Roma sin maquillaje
Roma no necesita la elegancia de Londres, la simpatía de Amsterdam, la picardía de Barcelona ni las luces de París.
Está tan segura de sí misma que no busca ser servicial ni moderna. No sabe de prolijidad ni se molesta por la limpieza. Es más bien sucia y caótica. Es todo lo que convertiría a cualquier ciudad en detestable: chismosa, ruidosa, omnipresente y conservadora.
Pero es la más linda. Ella lo sabe y cada tanto deja la arrogancia de lado y me regala una postal entre sus laberintos, un aroma o un sabor.

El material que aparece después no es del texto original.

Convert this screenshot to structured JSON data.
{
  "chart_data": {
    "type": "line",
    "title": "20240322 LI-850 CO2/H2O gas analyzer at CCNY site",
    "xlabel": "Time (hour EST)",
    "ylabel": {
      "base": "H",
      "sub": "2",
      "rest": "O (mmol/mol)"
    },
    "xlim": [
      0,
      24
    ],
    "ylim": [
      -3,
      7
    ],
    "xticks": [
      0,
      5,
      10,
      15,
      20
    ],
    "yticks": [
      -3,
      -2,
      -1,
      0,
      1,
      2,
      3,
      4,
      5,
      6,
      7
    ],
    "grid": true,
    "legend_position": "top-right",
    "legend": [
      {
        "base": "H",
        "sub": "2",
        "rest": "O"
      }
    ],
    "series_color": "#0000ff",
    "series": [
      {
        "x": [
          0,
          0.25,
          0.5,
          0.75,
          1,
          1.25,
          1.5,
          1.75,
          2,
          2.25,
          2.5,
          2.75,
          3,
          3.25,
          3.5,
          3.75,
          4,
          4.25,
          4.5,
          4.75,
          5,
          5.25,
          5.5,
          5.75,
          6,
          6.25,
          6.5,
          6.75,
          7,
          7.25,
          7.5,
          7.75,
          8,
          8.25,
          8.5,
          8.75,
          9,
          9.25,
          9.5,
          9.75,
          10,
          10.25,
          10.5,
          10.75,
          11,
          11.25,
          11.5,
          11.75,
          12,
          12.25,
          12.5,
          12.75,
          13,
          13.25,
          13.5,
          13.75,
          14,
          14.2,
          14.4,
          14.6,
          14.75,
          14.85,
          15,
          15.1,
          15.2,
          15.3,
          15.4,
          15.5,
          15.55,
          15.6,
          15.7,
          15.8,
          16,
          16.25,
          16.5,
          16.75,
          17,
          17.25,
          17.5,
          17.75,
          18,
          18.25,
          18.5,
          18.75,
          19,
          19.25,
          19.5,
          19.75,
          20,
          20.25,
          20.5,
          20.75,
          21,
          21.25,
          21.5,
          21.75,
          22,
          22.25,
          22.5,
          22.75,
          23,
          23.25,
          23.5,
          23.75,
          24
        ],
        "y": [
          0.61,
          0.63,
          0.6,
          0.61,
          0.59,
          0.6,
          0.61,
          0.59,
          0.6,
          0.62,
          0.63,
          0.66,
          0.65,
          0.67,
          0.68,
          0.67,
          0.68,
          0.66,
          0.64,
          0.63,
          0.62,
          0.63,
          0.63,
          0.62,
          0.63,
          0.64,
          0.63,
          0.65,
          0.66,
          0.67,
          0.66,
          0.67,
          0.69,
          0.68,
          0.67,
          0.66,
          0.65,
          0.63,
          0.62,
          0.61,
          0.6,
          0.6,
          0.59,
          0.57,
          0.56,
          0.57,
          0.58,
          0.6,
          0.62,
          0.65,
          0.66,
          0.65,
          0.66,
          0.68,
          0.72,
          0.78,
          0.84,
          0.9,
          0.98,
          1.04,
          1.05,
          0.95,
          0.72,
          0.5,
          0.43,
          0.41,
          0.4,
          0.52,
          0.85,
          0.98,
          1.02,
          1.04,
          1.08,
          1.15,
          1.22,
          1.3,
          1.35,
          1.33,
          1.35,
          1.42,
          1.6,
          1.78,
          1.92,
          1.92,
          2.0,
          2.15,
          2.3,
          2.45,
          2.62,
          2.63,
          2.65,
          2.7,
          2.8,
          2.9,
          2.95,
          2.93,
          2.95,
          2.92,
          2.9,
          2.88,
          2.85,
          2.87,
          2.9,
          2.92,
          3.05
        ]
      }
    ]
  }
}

Será historia a cada paso pero su mayor atractivo es estar libre de tibios. Acá se discute con la misma vehemencia sobre racismo que sobre comida. Porque el que apoya los crímenes del neoliberalismo podrá ser un hijo de puta, pero aquél que no come la pasta al dente, mamma mía, a ese mejor identificarlo y tenerlo lejos.
Es convicción pura y exige acompañar cada frase con el cuerpo: levantar los hombros, estirar los brazos y señalar cosas que no importan después de haber hecho montoncito con la mano durante quince segundos.
Por más que intente ser fea, nunca podrá conseguirlo. Roma es hermosa y no sabe de maquillaje.